The above Sidecar limits the scope of the traffic management of Istio proxy sidecars deployed in the cluster to only the services deployed in the same namespace as them, and to services deployed in the istio-system namespace, where the Istio control plane and ingress/egress gateway services are deployed. Along with imposing other traffic management restrictions, this Sidecar has the effect of limiting how much config data is pushed to and cached by the proxies.

Note that the “default” Sidecar resource needs to be deployed in the “rootNamespace” as configured via MeshConfig. By default, this is the “istio-system” namespace, but if you have overridden this in your cluster, your default Sidecar would need to be deployed in whichever namespace you have designated as the “rootNamespace” for Istio config.

Once we deployed this Sidecar resource and redeployed our Istio app, we immediately noticed the difference in memory consumption by the proxy sidecars.

Reduction in proxy sidecar memory consumption after namespace restriction via “Sidecar” resource

The memory consumption went down from 1GB to around 74MB — a significant improvement. We verified the proxies using the istioctl tool and confirmed that they indeed had only namespace-specific config information after the change.
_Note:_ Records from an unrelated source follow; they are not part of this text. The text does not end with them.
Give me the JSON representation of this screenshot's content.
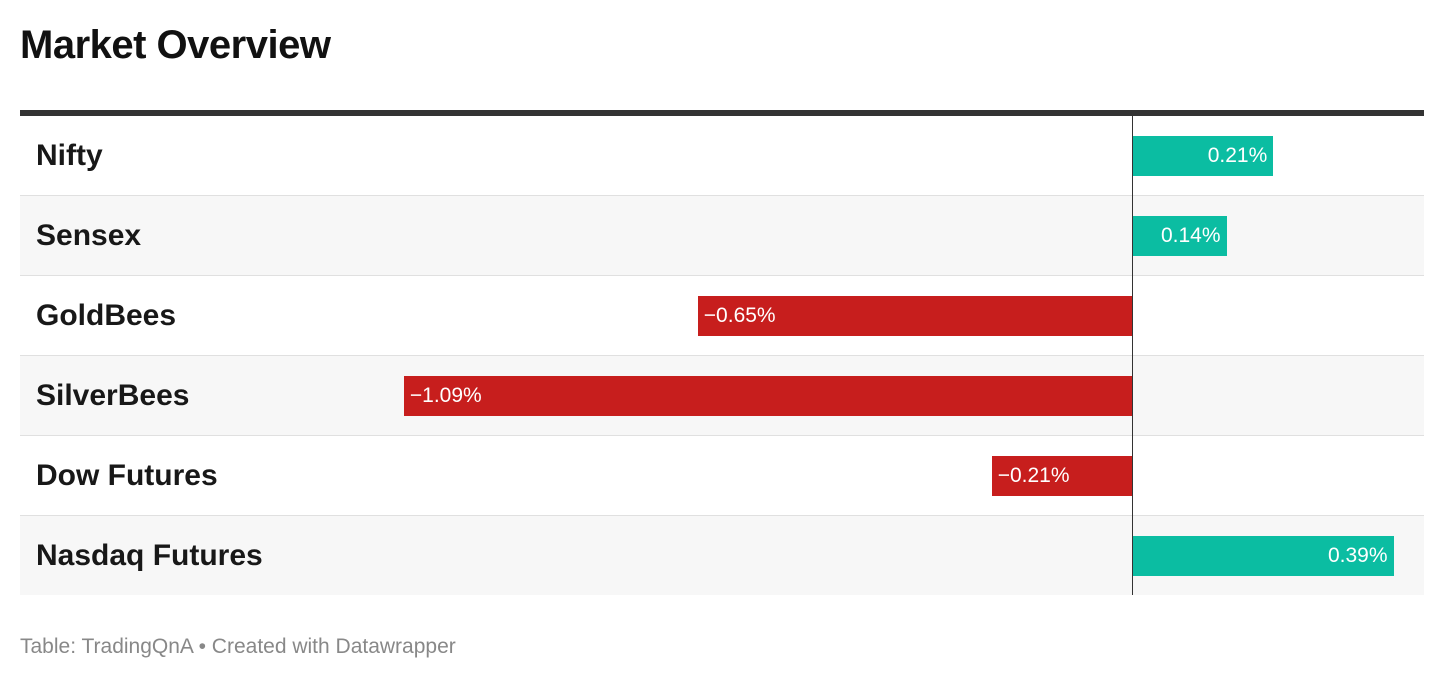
{
  "header": {
    "title": "Market Overview"
  },
  "footer": {
    "text": "Table: TradingQnA • Created with Datawrapper"
  },
  "colors": {
    "positive": "#0bbda2",
    "negative": "#c71e1d",
    "axis": "#333333"
  },
  "chart_data": {
    "type": "bar",
    "orientation": "horizontal",
    "categories": [
      "Nifty",
      "Sensex",
      "GoldBees",
      "SilverBees",
      "Dow Futures",
      "Nasdaq Futures"
    ],
    "values": [
      0.21,
      0.14,
      -0.65,
      -1.09,
      -0.21,
      0.39
    ],
    "value_labels": [
      "0.21%",
      "0.14%",
      "−0.65%",
      "−1.09%",
      "−0.21%",
      "0.39%"
    ],
    "xlim": [
      -1.09,
      0.43
    ],
    "unit": "%",
    "grid": false,
    "legend": "none"
  }
}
What if you need the proxy sidecars in a particular namespace to be able to communicate with some other namespaces in the cluster? This can be achieved by overriding the default Sidecar resource by deploying finer tuned Sidecar resources in individual namespaces that expand the namespace scope of proxies in that namespace.

Conclusion

The characteristics of the Kubernetes cluster in which you deploy Istio has a clear impact on its behavior when it comes to resource consumption. It is very important to monitor resource metrics associated with various Istio control plane and data plane components, especially when you are moving the service mesh apps into a new cluster, or changing the architecture and size of your current cluster. The default behavior may not be the right one. Fortunately, there are techniques and methods available to adjust the default behavior — in this case, the resource consumption of proxy sidecars.